Catholic Activity: Celebrating for the Feast of St. John Damascene
December 4 is the feast of St. John Damascene, also known as John of Damascus or the Doctor of Christian Art. Here are some suggestions for celebrating this feast.
Iconoclasm (Eikonoklasmos, "Image-breaking") is the name of the heresy that disturbed the peace of the Eastern Church in the eighth and ninth centuries. This heresy rejected as superstition the use of religious images and advocated their destruction. It was occasioned by the rise of Islam, which considers all sacred images idolatrous. This idea was declared heretical by the Second Council of Nicea in 787.
In modern times we think nothing of seeing or obtaining religious art for our church and home. We just need a local religious store, a catalog or an internet site and we can own any pictures or statues we like. During the time of this heresy, icons and other religious art was ripped from homes and churches and smashed and burned. Many great works of art were destroyed due to extreme religious fervor.
St. John Damascene was a great preserver of Christian art, and is also called the "Doctor of Christian Art." We should appreciate his contribution to our Church's heritage. Today would be a great day to begin the study of religious art, especially by some of the greatest artists such as Raphael, Michelangelo, Titian, and El Greco, to name a few. Another area to study would be religious icons. Icons, although one dimensional and quite different from realistic art, carry deep symbolic meanings in every detail.

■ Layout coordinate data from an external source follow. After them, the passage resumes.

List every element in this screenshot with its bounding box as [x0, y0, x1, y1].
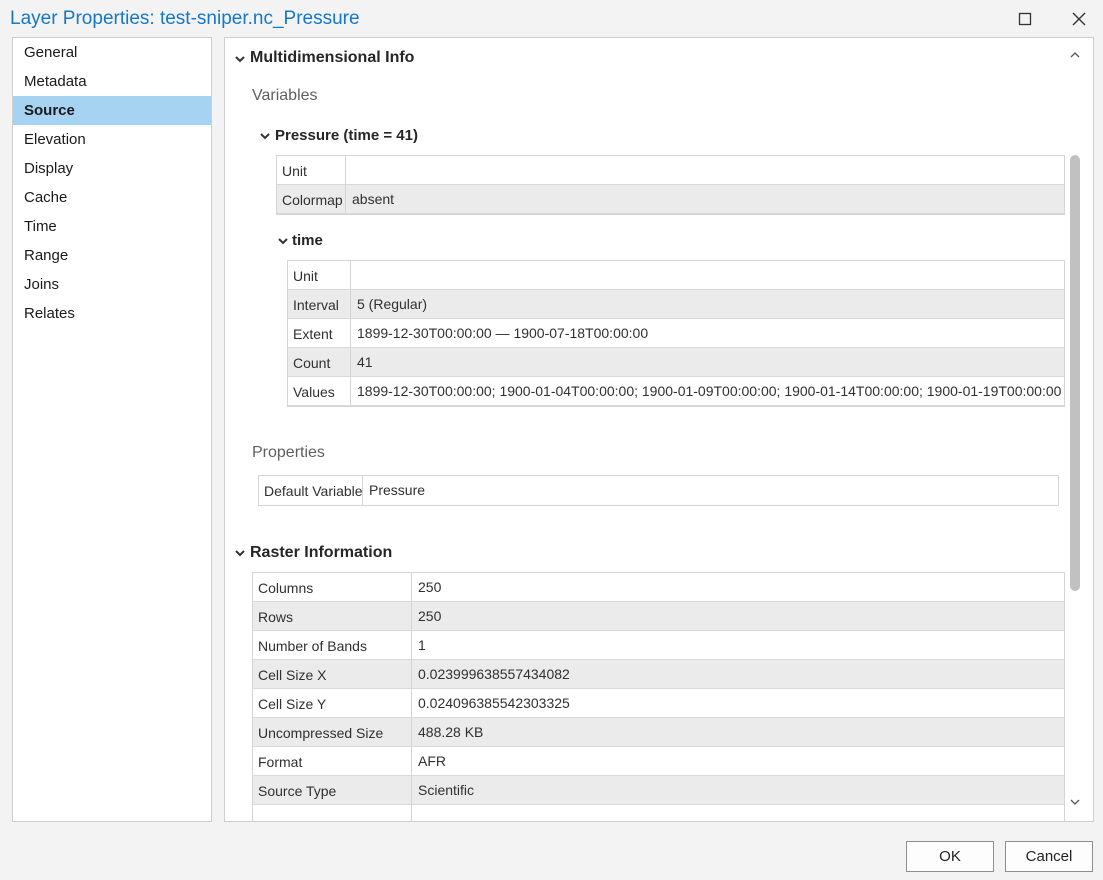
property-value — [346, 156, 1064, 184]
content-panel: Multidimensional Info Variables Pressure… — [224, 37, 1094, 822]
nav-panel: General Metadata Source Elevation Displa… — [12, 37, 212, 822]
maximize-icon — [1018, 12, 1032, 26]
table-row: Default Variable Pressure — [259, 476, 1058, 506]
title-bar: Layer Properties: test-sniper.nc_Pressur… — [0, 0, 1103, 38]
cancel-button[interactable]: Cancel — [1005, 841, 1093, 872]
nav-item-range[interactable]: Range — [13, 241, 211, 270]
property-value: 250 — [418, 608, 442, 624]
property-key: Uncompressed Size — [253, 718, 412, 746]
ok-button[interactable]: OK — [906, 841, 994, 872]
property-value: absent — [352, 191, 395, 207]
chevron-down-icon[interactable] — [259, 131, 271, 141]
property-value: 488.28 KB — [418, 724, 484, 740]
property-key: Unit — [277, 156, 346, 184]
table-row: Source Type Scientific — [253, 776, 1064, 805]
property-value — [351, 261, 1064, 289]
scroll-thumb[interactable] — [1070, 155, 1080, 591]
content-scrollbar[interactable] — [1066, 44, 1084, 816]
properties-table: Default Variable Pressure — [258, 475, 1059, 506]
table-row: Uncompressed Size 488.28 KB — [253, 718, 1064, 747]
property-key: Columns — [253, 573, 412, 601]
table-row: Values 1899-12-30T00:00:00; 1900-01-04T0… — [288, 377, 1064, 406]
property-key: Source Type — [253, 776, 412, 804]
variables-label: Variables — [252, 87, 318, 104]
nav-item-metadata[interactable]: Metadata — [13, 67, 211, 96]
raster-information-header[interactable]: Raster Information — [250, 544, 392, 562]
property-value: 250 — [418, 579, 442, 595]
table-row: Rows 250 — [253, 602, 1064, 631]
table-row: Interval 5 (Regular) — [288, 290, 1064, 319]
chevron-down-icon[interactable] — [277, 236, 289, 246]
table-row — [253, 805, 1064, 821]
table-row: Columns 250 — [253, 573, 1064, 602]
property-value: 5 (Regular) — [357, 296, 428, 312]
table-row: Unit — [277, 156, 1064, 185]
scroll-down-arrow-icon[interactable] — [1069, 797, 1081, 807]
property-key: Count — [288, 348, 351, 376]
property-key: Rows — [253, 602, 412, 630]
property-value: 0.023999638557434082 — [418, 666, 570, 682]
property-value: AFR — [418, 753, 446, 769]
dimension-time-header[interactable]: time — [292, 232, 323, 249]
nav-item-cache[interactable]: Cache — [13, 183, 211, 212]
property-value: 0.024096385542303325 — [418, 695, 570, 711]
property-key: Cell Size X — [253, 660, 412, 688]
property-value: 1899-12-30T00:00:00 — 1900-07-18T00:00:0… — [357, 325, 649, 341]
property-key: Default Variable — [259, 476, 363, 506]
property-key — [253, 805, 412, 821]
chevron-down-icon[interactable] — [234, 54, 246, 64]
nav-item-general[interactable]: General — [13, 38, 211, 67]
scroll-up-arrow-icon[interactable] — [1069, 50, 1081, 60]
dimension-property-table: Unit Interval 5 (Regular) Extent 1899-12… — [287, 260, 1065, 407]
raster-info-table: Columns 250 Rows 250 Number of Bands 1 C… — [252, 572, 1065, 821]
property-value: 41 — [357, 354, 373, 370]
property-key: Colormap — [277, 185, 346, 213]
close-button[interactable] — [1059, 4, 1099, 34]
nav-item-joins[interactable]: Joins — [13, 270, 211, 299]
property-key: Extent — [288, 319, 351, 347]
multidimensional-info-header[interactable]: Multidimensional Info — [250, 49, 414, 67]
property-key: Values — [288, 377, 351, 405]
properties-label: Properties — [252, 444, 325, 461]
table-row: Cell Size X 0.023999638557434082 — [253, 660, 1064, 689]
property-key: Cell Size Y — [253, 689, 412, 717]
property-key: Format — [253, 747, 412, 775]
property-value: 1 — [418, 637, 426, 653]
nav-item-time[interactable]: Time — [13, 212, 211, 241]
table-row: Count 41 — [288, 348, 1064, 377]
table-row: Unit — [288, 261, 1064, 290]
nav-item-display[interactable]: Display — [13, 154, 211, 183]
property-key: Unit — [288, 261, 351, 289]
property-key: Interval — [288, 290, 351, 318]
table-row: Number of Bands 1 — [253, 631, 1064, 660]
chevron-down-icon[interactable] — [234, 548, 246, 558]
nav-item-elevation[interactable]: Elevation — [13, 125, 211, 154]
table-row: Extent 1899-12-30T00:00:00 — 1900-07-18T… — [288, 319, 1064, 348]
variable-pressure-header[interactable]: Pressure (time = 41) — [275, 127, 418, 144]
property-value: 1899-12-30T00:00:00; 1900-01-04T00:00:00… — [357, 383, 1062, 399]
nav-item-relates[interactable]: Relates — [13, 299, 211, 328]
table-row: Colormap absent — [277, 185, 1064, 214]
nav-item-source[interactable]: Source — [13, 96, 211, 125]
property-key: Number of Bands — [253, 631, 412, 659]
property-value: Scientific — [418, 782, 475, 798]
close-icon — [1072, 12, 1086, 26]
window-title: Layer Properties: test-sniper.nc_Pressur… — [10, 8, 360, 29]
maximize-button[interactable] — [1005, 4, 1045, 34]
property-value: Pressure — [369, 482, 426, 498]
table-row: Cell Size Y 0.024096385542303325 — [253, 689, 1064, 718]
table-row: Format AFR — [253, 747, 1064, 776]
variable-property-table: Unit Colormap absent — [276, 155, 1065, 215]
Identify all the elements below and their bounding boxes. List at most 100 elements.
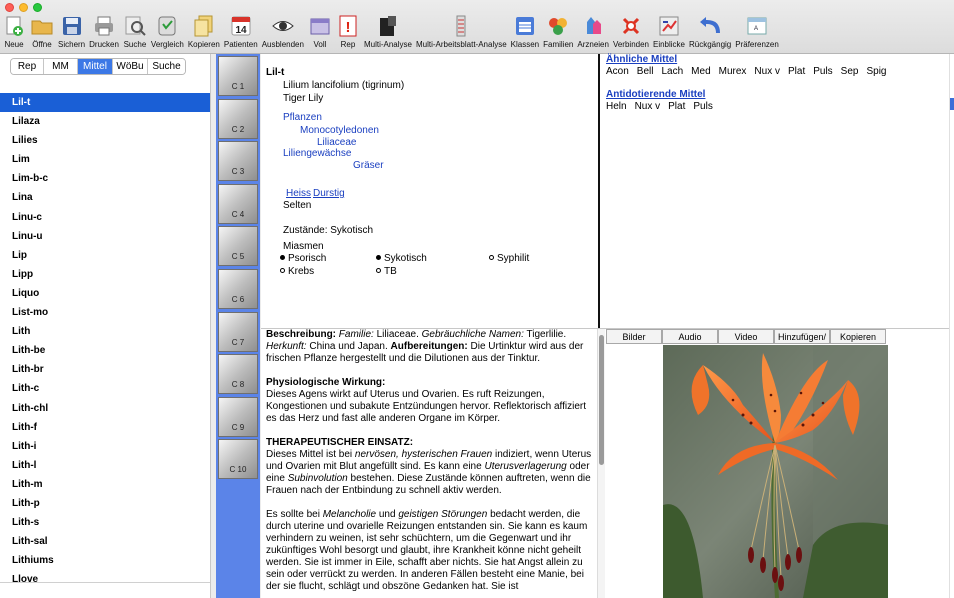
- toolbar-rep-button[interactable]: ! Rep: [334, 14, 362, 54]
- segment-mm[interactable]: MM: [44, 59, 78, 74]
- antidote-remedy-link[interactable]: Puls: [693, 101, 712, 112]
- remedy-list-item[interactable]: Lith-l: [0, 456, 210, 475]
- window-maximize-button[interactable]: [33, 3, 42, 12]
- remedy-list-item[interactable]: Lith-be: [0, 341, 210, 360]
- toolbar-ausblenden-button[interactable]: Ausblenden: [260, 14, 306, 54]
- toolbar-suche-button[interactable]: Suche: [121, 14, 149, 54]
- chapter-column: C 1 C 2 C 3 C 4 C 5 C 6 C 7 C 8 C 9 C 10: [216, 54, 260, 598]
- media-tab-video[interactable]: Video: [718, 329, 774, 344]
- segment-wöbu[interactable]: WöBu: [113, 59, 148, 74]
- remedy-list-item[interactable]: Lil-t: [0, 93, 210, 113]
- right-scrollbar[interactable]: [949, 54, 954, 598]
- remedy-list-item[interactable]: Lith-p: [0, 494, 210, 513]
- similar-remedy-link[interactable]: Spig: [866, 66, 886, 77]
- toolbar-kopieren-button[interactable]: Kopieren: [186, 14, 222, 54]
- toolbar-multi-analyse-button[interactable]: Multi-Analyse: [362, 14, 414, 54]
- remedy-list-item[interactable]: Lilies: [0, 131, 210, 150]
- similar-remedy-link[interactable]: Med: [691, 66, 710, 77]
- remedy-list-item[interactable]: Lith-f: [0, 418, 210, 437]
- toolbar-label: Voll: [313, 40, 327, 49]
- chapter-button-6[interactable]: C 6: [218, 269, 258, 309]
- toolbar-sichern-button[interactable]: Sichern: [56, 14, 87, 54]
- media-tab-audio[interactable]: Audio: [662, 329, 718, 344]
- toolbar-familien-button[interactable]: Familien: [541, 14, 575, 54]
- remedy-list-item[interactable]: Lim-b-c: [0, 169, 210, 188]
- remedy-list-item[interactable]: Lith-c: [0, 379, 210, 398]
- antidote-remedy-link[interactable]: Nux v: [635, 101, 661, 112]
- chapter-button-9[interactable]: C 9: [218, 396, 258, 437]
- media-tab-bilder[interactable]: Bilder: [606, 329, 662, 344]
- remedy-list-item[interactable]: List-mo: [0, 303, 210, 322]
- antidote-remedies-heading[interactable]: Antidotierende Mittel: [606, 89, 705, 100]
- chapter-button-1[interactable]: C 1: [218, 56, 258, 96]
- chapter-button-7[interactable]: C 7: [218, 311, 258, 352]
- media-tab-kopieren[interactable]: Kopieren: [830, 329, 886, 344]
- remedy-list-item[interactable]: Lithiums: [0, 551, 210, 570]
- remedy-list-item[interactable]: Lipp: [0, 265, 210, 284]
- similar-remedy-link[interactable]: Nux v: [754, 66, 780, 77]
- remedy-list-item[interactable]: Linu-c: [0, 208, 210, 227]
- toolbar-multi-arbeitsblatt-analyse-button[interactable]: Multi-Arbeitsblatt-Analyse: [414, 14, 509, 54]
- antidote-remedy-link[interactable]: Plat: [668, 101, 685, 112]
- remedy-list-item[interactable]: Lith-br: [0, 360, 210, 379]
- remedy-list-item[interactable]: Lim: [0, 150, 210, 169]
- taxonomy-family[interactable]: Liliaceae: [317, 137, 356, 148]
- taxonomy-family-german[interactable]: Liliengewächse: [283, 148, 351, 159]
- remedy-list-item[interactable]: Lith-i: [0, 437, 210, 456]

Why not throw an art appreciation party? Try to get copies of some religious paintings to display throughout the room, with short explanations and meditations on the artist and work (Sister Wendy Beckett has several books and videos that give great insight into understanding the paintings). Serve wine and cheese and other "sophisticated" hors d'oeuvre. This can be a party for all ages, depending on the refreshments!